Taking a Pulse of 2019
1. The Great Divide
What we don’t know about investments could fill an encyclopedia, but the current positions of the stock and bond markets are difficult to reconcile.
Last week, the S&P 500 closed at a record high level. After a sell-off in May, investors in equities and corporate debt regained their confidence, thanks to hints of cooling tensions between the U.S. and China and the prospect of interest rate cuts by the Federal Reserve.
Government bond markets, however, did not find cheer. Interest rates across maturities were little changed, and the inversion of 3-month and 10-year U.S. Treasury yields has persisted. Nervous investors may prefer the stability of bonds to the risks of equities, at any price, and $12 trillion of sovereign securities now pay negative interest rates.
Therein lies the puzzle: How can equity markets stay bullish when bond markets are sending recession signals?

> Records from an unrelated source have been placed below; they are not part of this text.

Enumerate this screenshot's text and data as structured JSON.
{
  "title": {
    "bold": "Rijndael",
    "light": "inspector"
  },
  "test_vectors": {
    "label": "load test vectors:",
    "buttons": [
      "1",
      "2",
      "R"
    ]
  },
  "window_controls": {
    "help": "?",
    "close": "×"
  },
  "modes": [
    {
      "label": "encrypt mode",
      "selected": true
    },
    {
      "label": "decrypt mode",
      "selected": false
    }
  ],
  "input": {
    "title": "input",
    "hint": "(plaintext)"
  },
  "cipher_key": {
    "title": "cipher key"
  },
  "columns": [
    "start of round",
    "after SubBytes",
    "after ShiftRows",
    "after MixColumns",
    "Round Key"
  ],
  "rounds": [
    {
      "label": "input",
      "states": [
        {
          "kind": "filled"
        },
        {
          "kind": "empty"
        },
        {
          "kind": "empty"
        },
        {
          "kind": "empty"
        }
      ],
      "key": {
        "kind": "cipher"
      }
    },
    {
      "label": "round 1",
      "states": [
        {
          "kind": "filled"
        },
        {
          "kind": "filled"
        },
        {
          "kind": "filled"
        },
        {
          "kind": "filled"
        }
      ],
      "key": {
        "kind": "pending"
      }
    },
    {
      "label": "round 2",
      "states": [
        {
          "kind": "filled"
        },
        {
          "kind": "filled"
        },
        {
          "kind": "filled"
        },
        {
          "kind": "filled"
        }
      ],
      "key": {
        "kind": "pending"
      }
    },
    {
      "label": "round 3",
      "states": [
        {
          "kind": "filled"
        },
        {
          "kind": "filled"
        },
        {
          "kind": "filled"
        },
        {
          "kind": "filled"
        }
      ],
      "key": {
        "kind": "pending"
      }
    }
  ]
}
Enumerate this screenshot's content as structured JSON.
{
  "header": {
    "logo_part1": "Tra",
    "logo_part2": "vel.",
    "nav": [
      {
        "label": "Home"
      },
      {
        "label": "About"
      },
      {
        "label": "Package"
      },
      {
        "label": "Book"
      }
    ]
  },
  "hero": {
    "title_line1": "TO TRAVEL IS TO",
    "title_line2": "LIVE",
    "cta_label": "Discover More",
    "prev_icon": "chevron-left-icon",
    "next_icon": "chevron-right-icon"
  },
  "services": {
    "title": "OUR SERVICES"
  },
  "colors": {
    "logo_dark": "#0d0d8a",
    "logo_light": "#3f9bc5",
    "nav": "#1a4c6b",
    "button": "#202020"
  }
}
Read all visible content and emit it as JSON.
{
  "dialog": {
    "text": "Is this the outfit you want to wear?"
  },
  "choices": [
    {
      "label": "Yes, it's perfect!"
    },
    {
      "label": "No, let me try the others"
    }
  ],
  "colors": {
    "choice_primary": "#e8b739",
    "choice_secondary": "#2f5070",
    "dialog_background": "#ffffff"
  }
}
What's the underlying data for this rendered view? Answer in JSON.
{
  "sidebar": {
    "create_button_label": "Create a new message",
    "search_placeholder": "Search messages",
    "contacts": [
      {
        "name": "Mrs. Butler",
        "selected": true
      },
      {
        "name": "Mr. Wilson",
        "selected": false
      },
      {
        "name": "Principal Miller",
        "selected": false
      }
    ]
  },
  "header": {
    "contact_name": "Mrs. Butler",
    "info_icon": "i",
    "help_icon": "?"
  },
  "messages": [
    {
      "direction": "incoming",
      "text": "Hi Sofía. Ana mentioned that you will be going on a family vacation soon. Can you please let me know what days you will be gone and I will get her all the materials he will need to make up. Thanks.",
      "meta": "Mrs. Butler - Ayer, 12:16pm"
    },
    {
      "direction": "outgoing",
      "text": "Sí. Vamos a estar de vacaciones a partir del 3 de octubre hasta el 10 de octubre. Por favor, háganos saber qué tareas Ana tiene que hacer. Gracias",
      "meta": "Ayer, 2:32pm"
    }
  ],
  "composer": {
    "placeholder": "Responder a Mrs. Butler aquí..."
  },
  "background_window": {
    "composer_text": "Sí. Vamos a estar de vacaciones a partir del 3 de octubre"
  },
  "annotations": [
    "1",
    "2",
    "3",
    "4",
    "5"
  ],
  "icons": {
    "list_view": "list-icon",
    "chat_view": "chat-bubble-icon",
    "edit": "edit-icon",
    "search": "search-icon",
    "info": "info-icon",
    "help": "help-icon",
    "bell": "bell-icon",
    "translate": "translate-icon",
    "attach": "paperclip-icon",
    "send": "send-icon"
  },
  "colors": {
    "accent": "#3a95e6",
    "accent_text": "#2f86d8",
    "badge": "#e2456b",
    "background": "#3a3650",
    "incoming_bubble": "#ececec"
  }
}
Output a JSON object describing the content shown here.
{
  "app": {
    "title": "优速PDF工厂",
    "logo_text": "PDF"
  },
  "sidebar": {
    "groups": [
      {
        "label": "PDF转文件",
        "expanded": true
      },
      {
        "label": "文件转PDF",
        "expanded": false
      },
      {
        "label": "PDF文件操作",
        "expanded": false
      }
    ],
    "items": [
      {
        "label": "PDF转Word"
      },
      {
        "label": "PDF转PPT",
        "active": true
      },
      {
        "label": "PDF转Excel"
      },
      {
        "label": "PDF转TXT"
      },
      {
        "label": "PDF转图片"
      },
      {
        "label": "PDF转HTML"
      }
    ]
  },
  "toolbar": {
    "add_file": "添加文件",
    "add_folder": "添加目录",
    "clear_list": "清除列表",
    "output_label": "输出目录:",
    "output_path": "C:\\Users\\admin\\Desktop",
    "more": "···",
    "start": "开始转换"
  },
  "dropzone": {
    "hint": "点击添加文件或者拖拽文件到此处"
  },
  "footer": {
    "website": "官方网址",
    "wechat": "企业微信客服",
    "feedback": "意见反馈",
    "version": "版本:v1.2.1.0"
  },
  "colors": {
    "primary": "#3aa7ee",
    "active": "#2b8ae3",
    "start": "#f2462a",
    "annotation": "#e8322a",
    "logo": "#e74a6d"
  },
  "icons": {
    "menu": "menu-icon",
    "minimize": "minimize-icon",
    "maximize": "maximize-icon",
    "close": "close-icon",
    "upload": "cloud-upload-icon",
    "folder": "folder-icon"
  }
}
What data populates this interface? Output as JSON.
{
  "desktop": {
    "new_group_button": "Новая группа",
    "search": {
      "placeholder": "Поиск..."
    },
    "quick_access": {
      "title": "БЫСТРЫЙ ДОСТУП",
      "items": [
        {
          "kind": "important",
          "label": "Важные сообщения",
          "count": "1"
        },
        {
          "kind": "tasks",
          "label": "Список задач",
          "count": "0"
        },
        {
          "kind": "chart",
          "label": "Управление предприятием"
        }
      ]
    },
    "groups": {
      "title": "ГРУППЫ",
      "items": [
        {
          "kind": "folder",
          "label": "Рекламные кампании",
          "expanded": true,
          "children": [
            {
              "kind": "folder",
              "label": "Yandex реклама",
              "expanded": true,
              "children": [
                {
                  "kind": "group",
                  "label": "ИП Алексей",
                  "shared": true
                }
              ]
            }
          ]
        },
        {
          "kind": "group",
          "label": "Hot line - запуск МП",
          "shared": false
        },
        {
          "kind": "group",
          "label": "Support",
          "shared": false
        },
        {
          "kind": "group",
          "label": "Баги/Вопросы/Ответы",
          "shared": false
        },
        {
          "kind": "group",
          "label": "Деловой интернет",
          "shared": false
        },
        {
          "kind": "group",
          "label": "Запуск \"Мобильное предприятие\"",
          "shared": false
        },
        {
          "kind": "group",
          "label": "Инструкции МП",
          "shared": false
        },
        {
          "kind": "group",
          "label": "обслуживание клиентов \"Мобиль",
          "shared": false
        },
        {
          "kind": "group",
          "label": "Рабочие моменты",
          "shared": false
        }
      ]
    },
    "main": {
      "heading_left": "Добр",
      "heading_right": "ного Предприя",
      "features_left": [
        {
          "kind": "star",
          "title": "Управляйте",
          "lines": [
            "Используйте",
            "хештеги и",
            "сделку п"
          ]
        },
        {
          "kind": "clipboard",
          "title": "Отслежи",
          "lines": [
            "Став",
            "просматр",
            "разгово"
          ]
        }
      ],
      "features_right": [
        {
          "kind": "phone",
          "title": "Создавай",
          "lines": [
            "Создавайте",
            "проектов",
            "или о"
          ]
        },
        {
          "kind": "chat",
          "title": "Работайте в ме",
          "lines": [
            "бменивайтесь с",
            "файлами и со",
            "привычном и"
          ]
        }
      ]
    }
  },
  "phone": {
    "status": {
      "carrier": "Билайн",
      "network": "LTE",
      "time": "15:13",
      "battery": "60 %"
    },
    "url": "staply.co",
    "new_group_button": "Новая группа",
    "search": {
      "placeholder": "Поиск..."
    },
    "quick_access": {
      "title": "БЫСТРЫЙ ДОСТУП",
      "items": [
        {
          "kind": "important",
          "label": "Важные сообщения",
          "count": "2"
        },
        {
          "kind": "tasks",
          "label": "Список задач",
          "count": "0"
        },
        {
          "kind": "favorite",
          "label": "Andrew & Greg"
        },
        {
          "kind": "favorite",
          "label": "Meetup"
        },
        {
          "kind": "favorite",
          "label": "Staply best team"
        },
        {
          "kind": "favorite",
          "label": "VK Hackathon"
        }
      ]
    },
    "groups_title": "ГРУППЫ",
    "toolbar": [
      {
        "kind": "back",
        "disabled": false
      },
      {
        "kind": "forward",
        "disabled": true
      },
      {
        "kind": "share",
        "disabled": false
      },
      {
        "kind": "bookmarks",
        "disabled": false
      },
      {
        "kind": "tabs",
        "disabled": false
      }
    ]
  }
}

Some will point to dovish signals from central banks as supportive of stocks. But monetary easing in the United States is not expected to be substantial, and will take time to reach full effect. In markets like the eurozone and Japan, rates are already negative and unlikely to decline further.
It is difficult to think that corporate earnings will remain untouched by trade conflicts. Tariffs are often absorbed in profit margins, and supply chains are expensive to alter. Companies and industries targeted by trade retaliation will face unique challenges. Roughly 45% of sales for S&P 500 companies come from outside the United States; growth in several regions is showing clear signs of strain from ongoing trade frictions.
Some say fixed income markets are giving heavier weight to risk cases, which may be true. But it is unclear why equity markets would not show the same respect for possible downsides.
It is unusual to see stock and bond prices so strong simultaneously. It will be interesting to see whether the seemingly conflicting signals coming from the two markets will be reconciled in the second half of the year.